Overall, by not providing healthcare integration, the apps under review did not provide opportunities for ensuring patient accountability and presented very little opportunity for use by healthcare providers. In addition, this lack of integration with providers and the healthcare system as a whole may limit the effectiveness of these apps in supporting sustained behaviour change [18]. It has been argued that mHealth apps should not be designed for healthcare provider use, and instead their main purpose is for patient empowerment outside the provider-patient relationship, suggesting their utility despite lack of integration. For instance, recent studies have found that mHealth apps may be useful and effective when used for self-monitoring and providing support for patients who are interested in self-treatment [23]. Therefore, apps that scored low on our evaluation criteria may present utility for highly motivated patients who are self-starters. Additional areas of improvement identified for the apps include more meaningful use of data collected, a stronger evidence base, and the ability to send notifications.

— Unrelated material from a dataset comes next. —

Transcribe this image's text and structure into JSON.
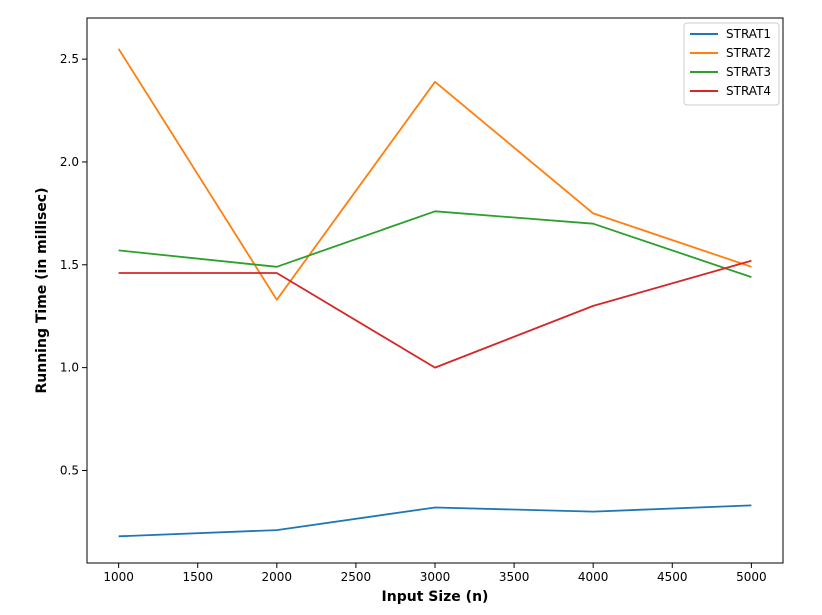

Identified limitations of the study are as follows: (1) the research team was not able to establish how often apps were used, or by which populations; (2) no patient representatives were included in the creation of the evaluation framework nor the reviewing of the individual apps. In future iterations, the inclusion of patients would improve the quality of data collected. These limitations can inform future research to collect data on the users of these apps to draw more insights on how often the apps were used and the types of users and their likelihood to have better patient outcomes.

Conclusions

Overall, there is a lack of evidence-based information and integration that enhance the patient-provider relationship in the CBT mobile app marketplace. Many apps only perform one function, mainly for patient engagement, and lack the functionality necessary to help patients adhere to their treatment within the larger health system. App developers should take note of the importance of evidence-based functionalities to improve patient outcomes which would encourage insurers and payers to begin to reimburse for the use of these technologies. Integration and connectivity with clinicians may facilitate improved app desirability and performance.